The way I approached this first was by defining:
- $d$ as the distance between the house and the store
- $t_1$ as the time to get there on the first leg
- $t_2$ as the time to get back
This means that the answer I would be looking for could be defined as $\frac{2d}{t_1+t_2}$
Setting
- $d=1\frac{m}{s}\cdot\frac{1}{3}t_1+1.5\frac{m}{s}\cdot\frac{2}{3}t_1$
- and $t_2=\frac{\frac{1}{2}d}{1\frac{m}{s}}+\frac{\frac{1}{2}d}{1.5\frac{m}{s}}$
I was able to simplify both down to
- $d=\frac{4}{3}\frac{m}{s}t_1$
- $t_2=\frac{ds}{2m}+\frac{ds}{3m}$
Solving for $t_2$ in terms of $t_1$ by substituting in my value for $d$, I yielded $t_2 = \frac{14}{3}t_1$.

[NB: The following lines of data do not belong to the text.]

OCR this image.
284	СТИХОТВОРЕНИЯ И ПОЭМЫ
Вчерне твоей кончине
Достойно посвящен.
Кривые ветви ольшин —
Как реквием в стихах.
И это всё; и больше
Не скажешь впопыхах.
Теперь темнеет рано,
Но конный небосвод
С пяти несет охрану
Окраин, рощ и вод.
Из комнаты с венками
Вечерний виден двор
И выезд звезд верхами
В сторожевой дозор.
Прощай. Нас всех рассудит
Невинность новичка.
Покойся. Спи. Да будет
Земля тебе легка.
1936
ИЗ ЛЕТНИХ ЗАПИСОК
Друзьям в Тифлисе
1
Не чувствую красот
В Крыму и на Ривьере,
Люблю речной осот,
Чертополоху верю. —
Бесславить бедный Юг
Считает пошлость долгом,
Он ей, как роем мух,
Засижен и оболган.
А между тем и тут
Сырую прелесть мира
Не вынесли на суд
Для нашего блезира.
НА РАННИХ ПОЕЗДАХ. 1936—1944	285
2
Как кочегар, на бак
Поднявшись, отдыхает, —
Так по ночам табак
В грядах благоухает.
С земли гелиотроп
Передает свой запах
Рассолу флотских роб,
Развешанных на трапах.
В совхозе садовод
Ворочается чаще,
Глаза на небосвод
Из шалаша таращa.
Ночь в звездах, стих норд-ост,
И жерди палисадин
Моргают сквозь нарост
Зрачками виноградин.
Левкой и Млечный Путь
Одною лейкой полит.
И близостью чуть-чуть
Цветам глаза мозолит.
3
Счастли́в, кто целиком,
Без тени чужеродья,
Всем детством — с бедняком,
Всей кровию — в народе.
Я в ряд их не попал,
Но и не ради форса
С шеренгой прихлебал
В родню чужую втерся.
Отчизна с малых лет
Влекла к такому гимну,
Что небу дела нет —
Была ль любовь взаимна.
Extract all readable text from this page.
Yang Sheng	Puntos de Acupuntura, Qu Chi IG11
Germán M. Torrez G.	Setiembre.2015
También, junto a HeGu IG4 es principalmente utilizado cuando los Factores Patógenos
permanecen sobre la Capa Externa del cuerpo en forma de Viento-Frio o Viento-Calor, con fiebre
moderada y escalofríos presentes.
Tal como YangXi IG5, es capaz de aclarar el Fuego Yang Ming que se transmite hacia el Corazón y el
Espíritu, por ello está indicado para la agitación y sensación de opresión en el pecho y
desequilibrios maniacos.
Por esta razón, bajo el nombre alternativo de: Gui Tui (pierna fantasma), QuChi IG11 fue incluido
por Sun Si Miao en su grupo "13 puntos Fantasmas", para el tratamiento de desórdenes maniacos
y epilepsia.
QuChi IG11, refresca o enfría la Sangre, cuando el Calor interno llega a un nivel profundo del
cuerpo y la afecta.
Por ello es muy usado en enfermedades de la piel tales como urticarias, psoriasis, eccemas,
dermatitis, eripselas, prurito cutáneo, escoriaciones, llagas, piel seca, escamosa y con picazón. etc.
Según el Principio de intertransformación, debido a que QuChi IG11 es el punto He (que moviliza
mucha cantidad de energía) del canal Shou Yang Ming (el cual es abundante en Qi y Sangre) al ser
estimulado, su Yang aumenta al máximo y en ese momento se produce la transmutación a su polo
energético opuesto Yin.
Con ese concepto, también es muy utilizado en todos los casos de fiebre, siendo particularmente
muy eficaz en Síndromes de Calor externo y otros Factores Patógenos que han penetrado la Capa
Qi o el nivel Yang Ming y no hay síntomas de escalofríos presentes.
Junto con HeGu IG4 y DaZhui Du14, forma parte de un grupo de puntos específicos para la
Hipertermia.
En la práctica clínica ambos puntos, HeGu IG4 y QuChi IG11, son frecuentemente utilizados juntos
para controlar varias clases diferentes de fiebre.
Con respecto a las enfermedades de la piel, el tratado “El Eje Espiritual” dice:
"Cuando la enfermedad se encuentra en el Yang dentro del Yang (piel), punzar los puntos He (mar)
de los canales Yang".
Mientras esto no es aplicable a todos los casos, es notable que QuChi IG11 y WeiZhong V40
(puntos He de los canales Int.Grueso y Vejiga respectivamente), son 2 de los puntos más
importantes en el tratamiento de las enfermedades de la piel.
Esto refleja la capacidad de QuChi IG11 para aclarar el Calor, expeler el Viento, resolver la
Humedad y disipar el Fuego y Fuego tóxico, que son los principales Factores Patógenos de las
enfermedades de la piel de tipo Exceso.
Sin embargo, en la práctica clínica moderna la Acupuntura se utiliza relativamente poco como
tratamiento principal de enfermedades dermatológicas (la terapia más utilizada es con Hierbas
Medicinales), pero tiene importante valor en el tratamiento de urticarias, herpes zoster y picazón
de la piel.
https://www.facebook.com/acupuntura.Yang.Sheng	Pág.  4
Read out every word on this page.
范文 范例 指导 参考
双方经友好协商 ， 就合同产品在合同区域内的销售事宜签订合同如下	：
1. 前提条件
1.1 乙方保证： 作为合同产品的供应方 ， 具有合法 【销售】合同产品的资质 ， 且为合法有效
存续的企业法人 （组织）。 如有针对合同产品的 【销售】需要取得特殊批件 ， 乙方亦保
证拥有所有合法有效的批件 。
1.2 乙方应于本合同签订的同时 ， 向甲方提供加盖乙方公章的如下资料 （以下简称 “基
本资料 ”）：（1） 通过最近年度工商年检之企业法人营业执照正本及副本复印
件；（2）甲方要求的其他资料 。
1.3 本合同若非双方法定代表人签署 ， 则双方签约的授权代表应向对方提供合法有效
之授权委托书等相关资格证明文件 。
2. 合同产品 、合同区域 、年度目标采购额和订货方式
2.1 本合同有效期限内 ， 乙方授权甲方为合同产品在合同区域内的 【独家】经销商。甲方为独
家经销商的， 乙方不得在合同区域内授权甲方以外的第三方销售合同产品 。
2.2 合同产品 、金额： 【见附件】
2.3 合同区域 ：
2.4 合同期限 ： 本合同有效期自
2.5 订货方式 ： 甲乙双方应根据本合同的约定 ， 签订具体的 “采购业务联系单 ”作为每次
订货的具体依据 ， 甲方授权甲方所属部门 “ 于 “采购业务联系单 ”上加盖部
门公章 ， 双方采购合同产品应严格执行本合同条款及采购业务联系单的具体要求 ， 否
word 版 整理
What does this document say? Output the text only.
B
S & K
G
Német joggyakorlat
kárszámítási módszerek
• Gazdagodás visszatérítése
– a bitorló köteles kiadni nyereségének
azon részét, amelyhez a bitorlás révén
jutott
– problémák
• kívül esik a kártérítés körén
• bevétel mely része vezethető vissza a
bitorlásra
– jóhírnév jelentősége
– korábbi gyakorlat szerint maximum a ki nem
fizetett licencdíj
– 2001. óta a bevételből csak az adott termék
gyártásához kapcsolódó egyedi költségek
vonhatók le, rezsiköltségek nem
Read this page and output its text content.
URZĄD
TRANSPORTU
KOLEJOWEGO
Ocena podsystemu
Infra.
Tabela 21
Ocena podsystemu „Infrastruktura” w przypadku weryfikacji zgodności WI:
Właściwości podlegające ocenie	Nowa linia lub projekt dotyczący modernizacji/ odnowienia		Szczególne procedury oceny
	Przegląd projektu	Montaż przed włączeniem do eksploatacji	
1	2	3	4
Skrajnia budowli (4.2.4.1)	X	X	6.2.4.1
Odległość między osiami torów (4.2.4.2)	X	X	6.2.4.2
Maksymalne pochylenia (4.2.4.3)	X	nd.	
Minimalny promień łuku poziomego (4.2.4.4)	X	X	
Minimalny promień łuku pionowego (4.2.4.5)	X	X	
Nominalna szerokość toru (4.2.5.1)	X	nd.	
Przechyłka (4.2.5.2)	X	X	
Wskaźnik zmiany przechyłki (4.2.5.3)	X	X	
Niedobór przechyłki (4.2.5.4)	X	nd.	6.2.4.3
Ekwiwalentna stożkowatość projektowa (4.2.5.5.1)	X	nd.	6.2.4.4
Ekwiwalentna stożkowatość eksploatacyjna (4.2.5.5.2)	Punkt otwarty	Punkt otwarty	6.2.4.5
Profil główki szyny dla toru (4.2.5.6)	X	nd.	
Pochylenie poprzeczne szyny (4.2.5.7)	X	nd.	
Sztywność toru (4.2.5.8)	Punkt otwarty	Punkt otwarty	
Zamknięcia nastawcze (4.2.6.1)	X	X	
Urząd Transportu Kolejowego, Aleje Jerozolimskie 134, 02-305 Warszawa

Then, plugging all my values into $\frac{2d}{t_1+t_2}$, all units cancelled providing me with $v_{avg}=\frac{8}{17}m/s$.
This is apparently incorrect. However, I cannot find anything wrong with this approach.
The other option to tackling this problem is to calculate the average velocities of each individual leg of the trip.
By defining $v_1=\frac{1\frac{m}{s}\cdot\frac{1}{3}t_1+1.5\frac{m}{s}\cdot\frac{2}{3}t_1}{t_1}$ where $v_1$ is the velocity of the first leg of the trip, $v_1$ can be computed at $\frac{4}{3}\frac{m}{s}$.
The trip back can be divided into sections A and B, with variables $d$, $v$, and $t$ representing the distance, velocity, and time. Since $d_A=d_B$, $d_A=v_At_A$, and $d_B=v_Bt_B$,
$v_At_A=v_Bt_B$
$\therefore t_A=1.5t_B$
Solving for the velocity from here yields:
- $v_2=\frac{\Delta x}{\Delta t}$
- $v_2=\frac{v_At_A + v_Bt_B}{t_A+t_B}$
- $v_2=\frac{1\frac{m}{s}1.5t_B + 1.5\frac{m}{s}t_B}{1.5t_B+t_B}$
Simplifying gives $v_2 = \frac{6}{5}\frac{m}{s}$ or $1.20\frac{m}{s}$
Averaging $v_1$ and $v_2$ yields $1.26\frac{m}{s}$, a wildly different answer then the about $0.47\frac{m}{s}$ from the first method.
I am told that the answer yielded by the second method is correct, yet I cannot find any problems with the first. Can someone help with this?
Found it. Made an algebra mistake. In the first method, when substituting $d$ in for $t_2$ to solve for $t_2$ in terms of $t_1$, I should have gotten $t_2=\frac{10}{9}t_1$. That then provides the correct answer.